One-liner. MimicTouch lets a human demonstrate contact-rich insertion with their bare hand — wearing a fingertip GelSight + contact mic instead of teleoperating a robot — then learns a tactile-and-audio-only policy by non-parametric imitation and closes the human–robot embodiment gap with residual RL, so the robot inserts using the same touch-guided strategy a person would, with no vision at execution time.
Contact-rich tasks like peg insertion and assembly need real-time tactile feedback because vision is occluded at the contact interface and tolerances are tight. Prior tactile imitation methods collect data by teleoperating a sensorized robot — but the human teleoperator steers using visual feedback, so the modality that controls the demonstration (vision) differs from the modality the policy is supposed to learn from (touch). MimicTouch names this the "sensing gap": teleoperated tactile demos never actually encode a human's tactile-guided control strategy, they only record touch as a passenger. Teleoperation is also slow, requires expertise, and tends to restrict the action space to low-DoF (e.g. 3D translation) to keep dynamic motions tractable.
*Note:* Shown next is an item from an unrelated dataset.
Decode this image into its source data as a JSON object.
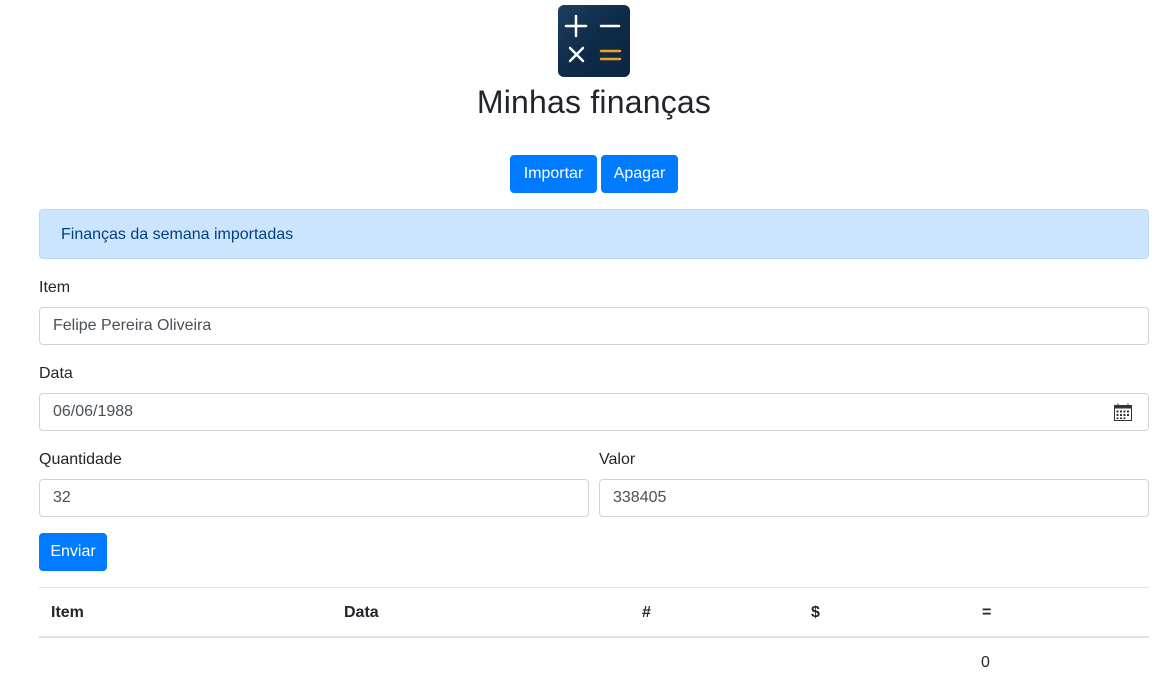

The paper's bet: collect demos directly from the human hand so the touch signal is the thing driving the motion, then transfer that strategy to the robot.
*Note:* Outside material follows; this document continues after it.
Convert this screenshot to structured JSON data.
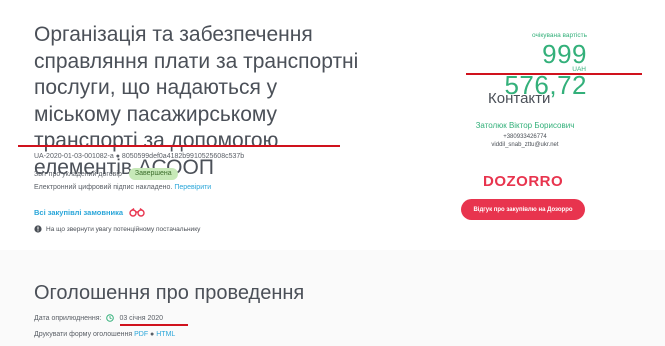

Four stages, shown in Fig 2: (a) human tactile data collection, (b) self-supervised representation learning, (c) non-parametric offline policy, (d) online residual RL fine-tuning on the real robot.
1. Human tactile data collection (Sec 3.1). A human performs
the insertion with their hand. Fingertip pose is tracked with a
RealSense camera reading an ArUco marker, then calibrated/filtered into
end-effector poses. A GelSight Mini vision-based tactile sensor
is mounted on the fingertip via a custom fixture for contact images
(only one tactile sensor is used, not two). A HOYUJI TD-11 piezo-electric
contact microphone captures audio/vibration; crucially it is placed
at the base of the insertion hole (not on the hand) to keep vibration
signals consistent between the human and robot embodiments. The action is the
6D delta pose of the end-effector — a full 6-DoF space rather
than the restricted 3D of prior teleop work.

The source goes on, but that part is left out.